The System Average Interruption Duration Index (SAIDI) is a reliability metric used in the electric sector. It’s a measure of the average annual outage time for a customer. It can be measured by company, state, or country. The US data is available here. (btw, the US compares poorly to most of the other developed countries in SAIDI).

The SAIDI number typically presented is SAIDI Without Major Event Days. A Major Event Day is a threshold calculation based on past data and simply stated is a day where a large percentage of customers were without power for a long duration. 

It seems like cheating to remove Major Event Days outages from a reliability metric. One of the main reasons it’s done is no one can control the weather, see related Port of Nagoya article last week, and most Major Event Days are a result of a weather event. It can be argued that the performance of a utility in a bad weather year cannot be expected to be the same as a normal or good weather year.

Source: U.S. Energy Information Administration, Form EIA-861

In the chart above you see a 180-minute (3 hour) difference in average outage time for a customer in 2019 and 2021. With major events removed the difference is less than 4 minutes.

The self-referential definition of a major event seems to be cheating. Your SAIDI will never have a major increase unless you have a much larger number of smaller outages. Maybe the large scale outages are self-evident and are analyzed differently. Still I think there is something the OT security community can learn from this.

Perhaps we should be separating metrics, when we have them, based on the realistic ability of a defender to stop the attack, or the unique nature of the attack, or something else. Despite the common “sophisticated attacker” refrain, most attacks that have had an impact on OT operations are simple, well known attacks. 

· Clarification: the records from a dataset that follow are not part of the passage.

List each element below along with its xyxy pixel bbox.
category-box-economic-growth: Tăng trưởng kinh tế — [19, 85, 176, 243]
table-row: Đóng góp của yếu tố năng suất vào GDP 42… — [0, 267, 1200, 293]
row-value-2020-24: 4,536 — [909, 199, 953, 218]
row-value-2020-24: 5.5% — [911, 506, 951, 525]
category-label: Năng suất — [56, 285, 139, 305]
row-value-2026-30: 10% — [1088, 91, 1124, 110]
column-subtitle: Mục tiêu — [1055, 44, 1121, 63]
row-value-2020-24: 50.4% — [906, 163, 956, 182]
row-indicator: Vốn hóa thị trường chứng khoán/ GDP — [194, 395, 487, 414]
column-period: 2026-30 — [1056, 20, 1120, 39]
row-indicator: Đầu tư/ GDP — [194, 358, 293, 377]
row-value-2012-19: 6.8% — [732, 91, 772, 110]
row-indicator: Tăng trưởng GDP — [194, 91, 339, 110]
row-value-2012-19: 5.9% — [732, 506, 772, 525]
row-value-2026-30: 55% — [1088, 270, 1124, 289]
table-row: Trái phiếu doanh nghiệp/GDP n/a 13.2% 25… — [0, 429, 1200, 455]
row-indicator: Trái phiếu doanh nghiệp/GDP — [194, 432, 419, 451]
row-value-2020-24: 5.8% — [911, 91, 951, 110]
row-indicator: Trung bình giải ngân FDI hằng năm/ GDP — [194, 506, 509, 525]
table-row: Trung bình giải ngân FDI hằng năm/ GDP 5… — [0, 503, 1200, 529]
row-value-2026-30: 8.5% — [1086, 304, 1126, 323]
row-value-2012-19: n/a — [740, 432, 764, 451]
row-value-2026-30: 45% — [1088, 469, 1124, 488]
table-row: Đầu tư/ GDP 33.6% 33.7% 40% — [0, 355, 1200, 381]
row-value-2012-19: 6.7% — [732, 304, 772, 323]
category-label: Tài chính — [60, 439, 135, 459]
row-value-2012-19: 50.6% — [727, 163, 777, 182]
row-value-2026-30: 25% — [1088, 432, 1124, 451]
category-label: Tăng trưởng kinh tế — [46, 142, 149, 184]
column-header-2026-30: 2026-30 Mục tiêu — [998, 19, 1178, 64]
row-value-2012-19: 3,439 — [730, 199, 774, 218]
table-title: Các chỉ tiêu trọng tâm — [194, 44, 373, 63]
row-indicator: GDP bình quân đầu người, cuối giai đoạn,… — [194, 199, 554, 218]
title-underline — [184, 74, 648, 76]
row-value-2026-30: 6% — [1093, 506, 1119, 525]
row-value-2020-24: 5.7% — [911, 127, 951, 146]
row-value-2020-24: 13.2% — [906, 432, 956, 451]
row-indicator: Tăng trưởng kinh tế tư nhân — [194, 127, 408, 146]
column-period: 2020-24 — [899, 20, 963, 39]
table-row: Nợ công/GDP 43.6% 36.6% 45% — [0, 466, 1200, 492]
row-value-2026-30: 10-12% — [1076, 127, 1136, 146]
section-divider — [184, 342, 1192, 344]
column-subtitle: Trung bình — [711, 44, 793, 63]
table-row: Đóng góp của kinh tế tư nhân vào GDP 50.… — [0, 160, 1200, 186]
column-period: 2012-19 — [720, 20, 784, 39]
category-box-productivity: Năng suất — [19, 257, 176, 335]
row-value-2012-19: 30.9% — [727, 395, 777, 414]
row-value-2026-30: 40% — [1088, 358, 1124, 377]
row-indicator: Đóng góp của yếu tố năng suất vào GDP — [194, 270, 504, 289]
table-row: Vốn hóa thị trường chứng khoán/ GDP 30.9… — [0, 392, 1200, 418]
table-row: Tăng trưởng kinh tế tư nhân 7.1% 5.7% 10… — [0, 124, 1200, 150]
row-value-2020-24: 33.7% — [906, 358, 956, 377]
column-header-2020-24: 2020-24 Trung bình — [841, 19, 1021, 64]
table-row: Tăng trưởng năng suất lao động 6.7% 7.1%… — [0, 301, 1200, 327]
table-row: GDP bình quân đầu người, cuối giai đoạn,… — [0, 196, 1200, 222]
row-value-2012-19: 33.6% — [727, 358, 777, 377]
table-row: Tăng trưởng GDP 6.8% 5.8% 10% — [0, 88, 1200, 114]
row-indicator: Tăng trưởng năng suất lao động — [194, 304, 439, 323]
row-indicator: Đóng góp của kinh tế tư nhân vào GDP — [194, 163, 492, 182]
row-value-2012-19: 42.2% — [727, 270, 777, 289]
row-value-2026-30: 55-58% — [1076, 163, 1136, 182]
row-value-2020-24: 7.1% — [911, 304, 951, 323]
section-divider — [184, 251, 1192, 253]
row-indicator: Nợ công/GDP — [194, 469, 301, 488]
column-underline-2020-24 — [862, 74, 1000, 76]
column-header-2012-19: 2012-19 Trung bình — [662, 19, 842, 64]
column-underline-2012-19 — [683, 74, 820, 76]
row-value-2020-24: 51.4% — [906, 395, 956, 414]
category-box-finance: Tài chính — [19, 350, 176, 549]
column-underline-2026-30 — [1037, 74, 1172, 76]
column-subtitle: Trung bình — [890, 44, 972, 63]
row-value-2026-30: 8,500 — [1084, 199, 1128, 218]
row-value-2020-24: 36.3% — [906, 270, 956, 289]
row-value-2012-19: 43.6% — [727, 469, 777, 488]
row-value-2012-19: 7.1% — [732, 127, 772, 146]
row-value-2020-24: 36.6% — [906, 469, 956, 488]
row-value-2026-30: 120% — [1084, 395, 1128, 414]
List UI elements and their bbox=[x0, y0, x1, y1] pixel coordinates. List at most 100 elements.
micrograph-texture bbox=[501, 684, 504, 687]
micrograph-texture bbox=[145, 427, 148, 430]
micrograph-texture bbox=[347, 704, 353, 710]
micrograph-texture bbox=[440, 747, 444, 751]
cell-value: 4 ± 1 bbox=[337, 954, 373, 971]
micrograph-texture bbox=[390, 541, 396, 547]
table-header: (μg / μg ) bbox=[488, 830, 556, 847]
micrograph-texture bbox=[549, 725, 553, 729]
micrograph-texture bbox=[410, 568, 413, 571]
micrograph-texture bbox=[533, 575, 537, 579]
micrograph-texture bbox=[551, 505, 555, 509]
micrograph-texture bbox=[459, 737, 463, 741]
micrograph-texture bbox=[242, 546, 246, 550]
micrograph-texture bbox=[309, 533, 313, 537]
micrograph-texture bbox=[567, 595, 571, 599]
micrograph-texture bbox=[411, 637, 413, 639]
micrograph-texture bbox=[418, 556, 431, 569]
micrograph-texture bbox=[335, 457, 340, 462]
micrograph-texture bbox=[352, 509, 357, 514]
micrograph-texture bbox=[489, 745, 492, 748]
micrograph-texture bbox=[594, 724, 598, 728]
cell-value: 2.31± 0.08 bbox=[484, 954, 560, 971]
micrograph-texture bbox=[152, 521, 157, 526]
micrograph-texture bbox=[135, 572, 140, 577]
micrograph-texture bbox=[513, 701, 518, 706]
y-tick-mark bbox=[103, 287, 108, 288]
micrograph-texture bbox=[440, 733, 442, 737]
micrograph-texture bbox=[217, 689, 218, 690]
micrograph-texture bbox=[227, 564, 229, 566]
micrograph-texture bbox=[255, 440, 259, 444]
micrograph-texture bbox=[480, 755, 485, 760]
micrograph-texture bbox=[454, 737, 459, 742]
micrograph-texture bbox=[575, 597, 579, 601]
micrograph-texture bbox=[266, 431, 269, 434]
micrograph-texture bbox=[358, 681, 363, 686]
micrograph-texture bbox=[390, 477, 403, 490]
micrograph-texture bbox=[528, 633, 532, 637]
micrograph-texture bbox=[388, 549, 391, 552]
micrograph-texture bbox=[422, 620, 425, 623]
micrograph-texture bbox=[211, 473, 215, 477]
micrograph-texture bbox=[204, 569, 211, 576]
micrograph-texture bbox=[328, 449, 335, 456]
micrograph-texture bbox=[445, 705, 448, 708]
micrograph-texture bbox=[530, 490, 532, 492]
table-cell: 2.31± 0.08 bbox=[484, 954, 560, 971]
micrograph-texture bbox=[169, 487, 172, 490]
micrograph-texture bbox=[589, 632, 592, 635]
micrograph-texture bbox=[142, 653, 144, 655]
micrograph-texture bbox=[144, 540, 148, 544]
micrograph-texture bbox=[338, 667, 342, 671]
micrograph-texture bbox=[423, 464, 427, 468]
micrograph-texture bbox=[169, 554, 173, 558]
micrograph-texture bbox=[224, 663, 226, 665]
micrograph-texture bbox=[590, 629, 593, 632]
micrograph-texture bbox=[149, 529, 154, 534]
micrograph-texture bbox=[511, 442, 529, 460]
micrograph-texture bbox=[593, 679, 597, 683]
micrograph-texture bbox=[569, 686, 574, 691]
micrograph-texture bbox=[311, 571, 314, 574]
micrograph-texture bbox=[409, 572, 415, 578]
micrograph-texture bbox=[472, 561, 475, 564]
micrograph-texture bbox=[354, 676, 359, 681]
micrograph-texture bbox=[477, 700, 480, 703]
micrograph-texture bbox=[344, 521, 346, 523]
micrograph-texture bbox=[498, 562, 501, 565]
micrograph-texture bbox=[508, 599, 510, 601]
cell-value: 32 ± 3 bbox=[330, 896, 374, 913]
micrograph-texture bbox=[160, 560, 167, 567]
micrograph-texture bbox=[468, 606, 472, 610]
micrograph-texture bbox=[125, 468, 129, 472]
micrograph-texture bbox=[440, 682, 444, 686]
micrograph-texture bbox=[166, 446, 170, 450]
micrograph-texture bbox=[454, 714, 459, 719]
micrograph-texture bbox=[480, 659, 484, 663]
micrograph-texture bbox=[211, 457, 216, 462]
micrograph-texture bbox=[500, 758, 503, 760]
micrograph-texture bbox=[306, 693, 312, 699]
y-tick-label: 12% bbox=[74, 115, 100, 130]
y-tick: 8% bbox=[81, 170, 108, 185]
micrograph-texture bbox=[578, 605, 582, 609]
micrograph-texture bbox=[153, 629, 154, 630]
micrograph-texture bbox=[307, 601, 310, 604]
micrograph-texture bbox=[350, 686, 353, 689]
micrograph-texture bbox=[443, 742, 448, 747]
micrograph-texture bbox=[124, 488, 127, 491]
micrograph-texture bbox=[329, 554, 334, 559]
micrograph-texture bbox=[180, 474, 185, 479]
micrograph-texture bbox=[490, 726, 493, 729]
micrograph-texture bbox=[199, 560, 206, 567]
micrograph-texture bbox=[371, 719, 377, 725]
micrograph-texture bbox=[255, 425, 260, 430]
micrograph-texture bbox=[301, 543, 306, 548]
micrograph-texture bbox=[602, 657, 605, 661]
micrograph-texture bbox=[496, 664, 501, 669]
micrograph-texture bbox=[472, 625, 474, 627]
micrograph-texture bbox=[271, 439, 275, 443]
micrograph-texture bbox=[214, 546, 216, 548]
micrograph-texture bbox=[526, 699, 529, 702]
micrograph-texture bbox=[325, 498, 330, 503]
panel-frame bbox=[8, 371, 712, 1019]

The recent Waterfall / ICSSTRIVE report said that 42 of the 57 publicly disclosed incidents in 2022 that had an impact on OT physical operations were criminal ransomware, mostly only infecting IT systems. These should be foreseen, and at a minimum had the consequence reduced via an incident response playbook for a common scenario. These attacks and the consequences of them should be in any OT cyber risk metric.

Stuxnet is the most prominent example on the other side. Can an asset owner be expected to do well against a highly resourced, long timeframe attack from the US, Israel and likely some other participants? I would say no. 

The Triton incident in Saudi Arabia is a tougher call. Some of the basic security deficiencies that allowed the attacker in would argue against excluding this from metrics. The advanced nature of the attack on the SIS PLC argue for excluding it, especially if you believe the attacker would have found a more creative way to gain access if the easy way was unavailable.

Companies affected by the Solarwinds incident, although not affecting OT, would be warranted in excluding it from metrics in my judgment.

What cyber incidents affecting OT should be excluded from metrics? I don’t have the answer, and I’m pondering the question.